It was past 10 p.m., almost an hour after the Wizards’ opening night, and Andray Blatche still had his jersey on. Head in hands, sullen, muttering to himself by his locker, he looked as if he had just lost Game 6 of the NBA Finals instead of Game 1 of the regular season — against the Nets.
“I need the ball in the post more,” Blatche said.
“I need the ball in the paint to be effective. I don’t want to be that pick-and-pop guy I used to be.”
The captain — yes, Blatche was designated “team leader” this year — later tweeted that thought to the world. Having reamed out Blatche many times for trying to be Dirk Nowitzki instead of Moses Malone, all I have to say is:
You go, ’Dray.
And to think, all those jumpers launched from 18 feet and beyond from a 6-foot-11 forward, Blatche never wanted to take those; his coach made him.
One game in, Flip Saunders sees his flawed team jump out to a 21-point lead by letting the ball do the work, five players acting as one. Then they grow lazy offensively and eventually tired, falling apart in the final minutes in a game they easily could have won before losing, 90-84.
Part of you wants to tell Blatche not to be so down — that of the 65 games remaining for the Wizards in this post-lockout season, the chances are Washington is going to be on the losing end of more than half.
Another part actually likes the disappointment this early, instead of some 70 games into last season when Blatche announced that he had found the fire.
’Dray now cares. Every day. Perhaps this is what was meant when the giveaway T-shirts announced this year’s theme: “NEW TRADITIONS.”

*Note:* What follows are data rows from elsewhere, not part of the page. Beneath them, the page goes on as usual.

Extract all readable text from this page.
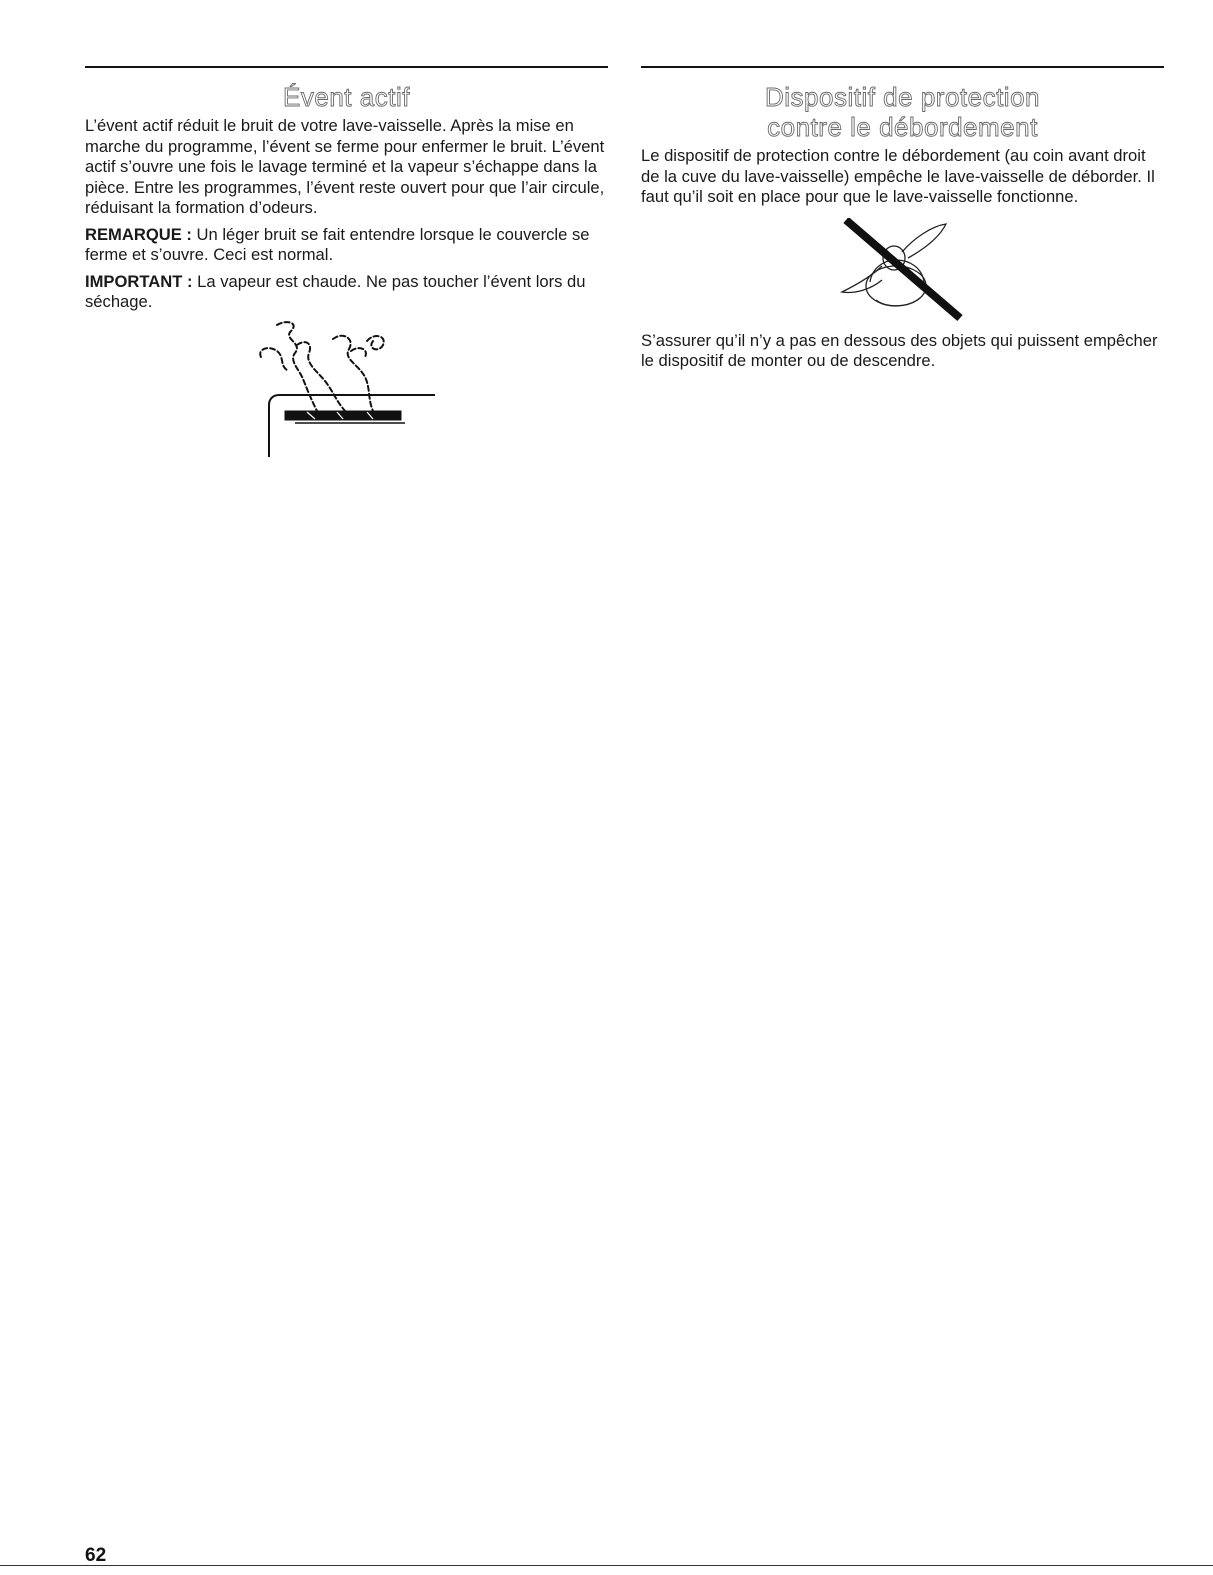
Évent actif

L’évent actif réduit le bruit de votre lave-vaisselle. Après la mise en marche du programme, l’évent se ferme pour enfermer le bruit. L’évent actif s’ouvre une fois le lavage terminé et la vapeur s’échappe dans la pièce. Entre les programmes, l’évent reste ouvert pour que l’air circule, réduisant la formation d’odeurs.

REMARQUE : Un léger bruit se fait entendre lorsque le couvercle se ferme et s’ouvre. Ceci est normal.

IMPORTANT : La vapeur est chaude. Ne pas toucher l’évent lors du séchage.

Dispositif de protection
contre le débordement

Le dispositif de protection contre le débordement (au coin avant droit de la cuve du lave-vaisselle) empêche le lave-vaisselle de déborder. Il faut qu’il soit en place pour que le lave-vaisselle fonctionne.

S’assurer qu’il n’y a pas en dessous des objets qui puissent empêcher le dispositif de monter ou de descendre.

62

On the back of that shirt, it read: “BIG things are coming.” The organization curiously didn’t say when.
If you are going to Verizon Center this season to watch a very green team embark on a surprising playoff run, you will be disappointed.
If you are going there to see eight players with less than two years of NBA experience under their belts either become breakout contributors or wasted draft picks, then you are approaching reality.
Chris Singleton is already showing to be a smart pick. He doesn’t need the ball, goes to the floor for everything and knocks down a shot when he needs to. More important, one game in he’s already a voice of reason: (“We didn’t want it anymore,” he said after the Wizards squandered their lead. “It’s something we got to change around here.”)
John Wall is still flying upcourt at warp speed, trying to see if the fourth-youngest team in the league can catch up with him. They can’t, which is part of the problem.
You almost wish rookie point guard Shelvin Mack played alongside Wall on occasion just to slow the tempo down, so that many of the half-court set Wizards could contribute offensively.
Given that their No.
5 6 overall pick in the draft, Jan Vesely, is nursing a hip and probably at least a year away from anything resembling special, and Nets all-star point guard Deron Williams had as many rebounds (eight) as any of the Wizards’ front-line players, dropping a game by six points was not a crime.
But Washington played the old tease game with a fan base that wasn’t expecting much to begin with. Nick Young was jab-stepping, canning jumper after jumper early. Wall was going to the rim with ferocity, and Blatche and JaVale McGee seemed very content being a few feet from the rim, ready to tip in any miss.
By the end of the night, all of them ran out of gas. Wall missed a couple of big free throws, Damion James took a rebound away from McGee underneath the rim, Blatche let fly an ugly 20-footer and no one executed.
Yes, there are some new traditions you can’t ignore. For example, though Gilbert Arenas seems long gone, this was the first season opener without him on the roster in eight years.
There was the official opening-night nod to old-school Bullets purists, who have yet to get their franchise nickname back but settled for retro uniforms when the club announced the change after last season. Replete with a red, white and blue color scheme and the horizontal lines across the chest, it was just like Big E and Wes all those years ago — but with better fabric.
But there were familiar boos cascading down near the end, and they all weren’t for the Nets’ Kris Humphries, who with 21 points and 16 rebounds treated the Wizards as if they were matrimonial lawyers for the Kardashians.
An often-tepid crowd announced at 17,102 jeered the home team, the team they were told was going to be young, developing and not yet ready for prime time.
These were the Wizards they remember, circa most years of the past three decades. No matter what the jersey looked like or who was wearing it, winning basketball plays in the fourth quarter were not made. Large leads dissolved.
And after the game, the coach was wondering when his team’s fitness and focus were going to be better and the captain was throwing the staff under the bus, saying he wanted to be a post-up guy instead of the jump-shooter they allegedly were making him.
It’s still hard for me to actually say “Andray Blatche” and “captain” in the same sentence. The same goes for “John Wall” and “elite point guard,” especially after a 3-for-13 night from the field. And “JaVale McGee” and “franchise center.” Because there are so many young players on this team finding out if they can play in this league, it sometimes feels as if the older and better ones are prematurely given labels that they have yet to earn.